One of the most interesting, difficult and critical Bible texts related to end-times fascination is Daniel 9:24-27, the so-called ‘Seventy Weeks Prophecy’. Any belief in an Antichrist making a seven-year peace treaty with Israel and then breaking it to herald a Great Tribulation is derived almost exclusively from this passage. However, this is just one interpretation and there are actually others. It is naturally convenient to project difficult details onto unspecified future events, especially when these are imminent enough to heighten anxieties and pique curiosity (as well as to promote book sales!)
Surely no-one can dogmatically assert the intent of any such passage, anyway, when it is fairly obscure. Perhaps it is possible that this is an intended literary device permitting it to apply to multiple scenarios and therefore to multiple generations. That idea could be a cop-out, though, so here’s one possible alternative view that has been harmonised with the biblical book of Revelation in a way that allows biblical prophecy to be more of a comment on the past than the future, even though it in no way detracts from the idea that Christ will return to Earth again.
The seventy weeks (or seventy sevens) represent seventy periods of seven years each, that is, 490 years. This application is seen in Leviticus 25:8. Also, Jeremiah 25:11 and 29:10 refer to a seventy year captivity, but project a full 490 years toward Christ’s redemption if accepting the idea of a seven-fold retribution for sin in accordance with Leviticus 26:18, as possibly hinted by Daniel 9:24. Some suggest that these are symbolic years, due to the prophetic nature of the book (a little like the Millennial ‘thousand’ of Revelation 20:1-6 being an imprecise and symbolic representation of a lengthy time – perhaps the church age). However, the specific nature of prophetic fulfilment in Daniel allows the 490 years to be a literal period.

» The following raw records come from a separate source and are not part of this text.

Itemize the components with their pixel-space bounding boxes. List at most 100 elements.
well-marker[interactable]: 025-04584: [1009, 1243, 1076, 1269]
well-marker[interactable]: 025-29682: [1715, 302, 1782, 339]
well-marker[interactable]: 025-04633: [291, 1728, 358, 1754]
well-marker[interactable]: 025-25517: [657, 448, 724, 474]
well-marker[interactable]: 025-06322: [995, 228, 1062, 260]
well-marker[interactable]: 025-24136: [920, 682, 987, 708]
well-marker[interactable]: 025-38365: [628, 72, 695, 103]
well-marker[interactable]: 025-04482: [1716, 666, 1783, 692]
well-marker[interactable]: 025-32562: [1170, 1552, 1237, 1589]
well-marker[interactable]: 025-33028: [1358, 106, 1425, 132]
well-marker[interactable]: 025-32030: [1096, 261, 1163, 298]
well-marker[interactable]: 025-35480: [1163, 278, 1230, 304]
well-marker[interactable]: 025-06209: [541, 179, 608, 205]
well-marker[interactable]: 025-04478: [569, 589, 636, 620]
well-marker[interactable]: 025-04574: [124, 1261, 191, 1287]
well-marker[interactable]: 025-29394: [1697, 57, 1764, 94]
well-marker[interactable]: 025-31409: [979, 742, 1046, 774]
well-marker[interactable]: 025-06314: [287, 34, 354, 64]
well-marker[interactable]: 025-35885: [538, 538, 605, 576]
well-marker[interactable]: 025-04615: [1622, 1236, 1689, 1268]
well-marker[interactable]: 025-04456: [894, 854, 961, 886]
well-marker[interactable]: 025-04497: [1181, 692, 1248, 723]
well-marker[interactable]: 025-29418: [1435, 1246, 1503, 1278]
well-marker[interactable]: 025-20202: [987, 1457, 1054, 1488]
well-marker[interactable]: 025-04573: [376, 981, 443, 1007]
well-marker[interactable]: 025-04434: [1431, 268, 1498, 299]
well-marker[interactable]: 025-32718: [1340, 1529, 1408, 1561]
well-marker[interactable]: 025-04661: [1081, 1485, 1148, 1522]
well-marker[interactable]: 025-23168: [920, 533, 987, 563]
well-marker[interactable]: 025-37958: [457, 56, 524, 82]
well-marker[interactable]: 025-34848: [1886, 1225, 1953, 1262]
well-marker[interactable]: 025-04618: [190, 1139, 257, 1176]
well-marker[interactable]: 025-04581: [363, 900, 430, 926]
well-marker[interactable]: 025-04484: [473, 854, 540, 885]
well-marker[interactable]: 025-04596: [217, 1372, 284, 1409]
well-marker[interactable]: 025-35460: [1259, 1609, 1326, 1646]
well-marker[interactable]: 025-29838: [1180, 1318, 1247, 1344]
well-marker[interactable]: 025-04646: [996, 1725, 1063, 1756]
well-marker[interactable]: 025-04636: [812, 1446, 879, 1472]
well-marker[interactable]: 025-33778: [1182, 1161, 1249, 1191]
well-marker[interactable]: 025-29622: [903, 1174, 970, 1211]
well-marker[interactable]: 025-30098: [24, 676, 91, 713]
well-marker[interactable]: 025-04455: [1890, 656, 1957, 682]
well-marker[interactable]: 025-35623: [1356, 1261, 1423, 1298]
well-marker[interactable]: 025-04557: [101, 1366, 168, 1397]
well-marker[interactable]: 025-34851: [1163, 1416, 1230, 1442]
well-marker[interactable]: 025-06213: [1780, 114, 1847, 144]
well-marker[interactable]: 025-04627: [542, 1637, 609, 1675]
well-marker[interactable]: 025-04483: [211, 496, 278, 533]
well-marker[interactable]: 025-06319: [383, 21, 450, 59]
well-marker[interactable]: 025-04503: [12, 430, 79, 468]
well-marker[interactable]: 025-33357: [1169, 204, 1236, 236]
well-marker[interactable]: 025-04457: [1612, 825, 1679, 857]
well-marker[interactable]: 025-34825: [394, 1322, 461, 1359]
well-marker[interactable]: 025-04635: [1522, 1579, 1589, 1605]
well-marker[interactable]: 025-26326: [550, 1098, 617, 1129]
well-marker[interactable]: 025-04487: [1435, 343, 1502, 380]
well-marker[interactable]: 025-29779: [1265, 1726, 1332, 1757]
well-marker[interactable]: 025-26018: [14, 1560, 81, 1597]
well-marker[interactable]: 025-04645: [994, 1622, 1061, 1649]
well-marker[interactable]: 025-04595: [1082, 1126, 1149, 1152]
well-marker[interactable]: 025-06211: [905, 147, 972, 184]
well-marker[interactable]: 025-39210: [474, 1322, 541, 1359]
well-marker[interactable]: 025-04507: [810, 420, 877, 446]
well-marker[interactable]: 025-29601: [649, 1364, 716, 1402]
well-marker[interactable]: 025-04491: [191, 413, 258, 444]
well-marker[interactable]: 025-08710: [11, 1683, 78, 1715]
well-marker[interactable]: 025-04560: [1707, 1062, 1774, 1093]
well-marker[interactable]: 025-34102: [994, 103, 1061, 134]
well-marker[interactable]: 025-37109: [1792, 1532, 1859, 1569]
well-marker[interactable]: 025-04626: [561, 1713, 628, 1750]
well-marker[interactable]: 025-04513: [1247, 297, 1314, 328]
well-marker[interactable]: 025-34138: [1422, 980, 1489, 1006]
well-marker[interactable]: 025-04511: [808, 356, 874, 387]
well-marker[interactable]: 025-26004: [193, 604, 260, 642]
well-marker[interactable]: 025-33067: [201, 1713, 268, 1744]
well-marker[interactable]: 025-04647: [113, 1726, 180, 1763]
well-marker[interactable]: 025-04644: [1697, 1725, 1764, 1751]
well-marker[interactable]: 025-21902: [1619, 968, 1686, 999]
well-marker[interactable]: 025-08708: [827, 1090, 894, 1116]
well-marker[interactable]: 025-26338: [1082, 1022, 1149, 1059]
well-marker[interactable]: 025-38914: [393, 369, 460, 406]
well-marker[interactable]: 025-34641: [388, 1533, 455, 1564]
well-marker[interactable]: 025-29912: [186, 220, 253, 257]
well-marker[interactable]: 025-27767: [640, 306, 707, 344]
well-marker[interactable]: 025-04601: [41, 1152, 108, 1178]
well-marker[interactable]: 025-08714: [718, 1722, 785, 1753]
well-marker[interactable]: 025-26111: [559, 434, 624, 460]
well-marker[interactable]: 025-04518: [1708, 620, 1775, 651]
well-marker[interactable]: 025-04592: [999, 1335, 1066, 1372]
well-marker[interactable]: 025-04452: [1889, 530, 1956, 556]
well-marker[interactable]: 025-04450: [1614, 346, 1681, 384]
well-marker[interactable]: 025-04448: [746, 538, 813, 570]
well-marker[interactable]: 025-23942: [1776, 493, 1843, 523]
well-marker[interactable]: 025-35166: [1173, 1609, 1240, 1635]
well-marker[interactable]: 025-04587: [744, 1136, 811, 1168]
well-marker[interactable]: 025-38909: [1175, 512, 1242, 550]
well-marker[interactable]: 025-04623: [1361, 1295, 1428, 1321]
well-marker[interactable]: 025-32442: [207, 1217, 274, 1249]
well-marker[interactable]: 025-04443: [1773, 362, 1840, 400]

In verse 25, Messiah is connected with the fulfilment explicitly, but there is a three-fold division of 49 years, 434 years and 7 years. These all date back to a command to rebuild Jerusalem which came with the 444 B.C. decree of Artaxerxes in Nehemiah 2:5-8, but this was an extension of an earlier decree in 457 B.C. So, 457 to 408 B.C. gives forty-nine years, possibly indicating the full completion of the building of Jerusalem and/or the close of the Old Testament canon. The separately-mentioned 434 years of verse 25 coincides with the silent intertestamental years until the inauguration of Jesus’s earthly ministry in A.D. 27 (noting that there is no year ‘0’). This makes Jesus around thirty years of age at the time, as required, placing His birth just before the 4 B.C. death of Herod in His infancy, as suggested by Matthew 2. This all gives a not un-Daniel-like piece of prophetic precision.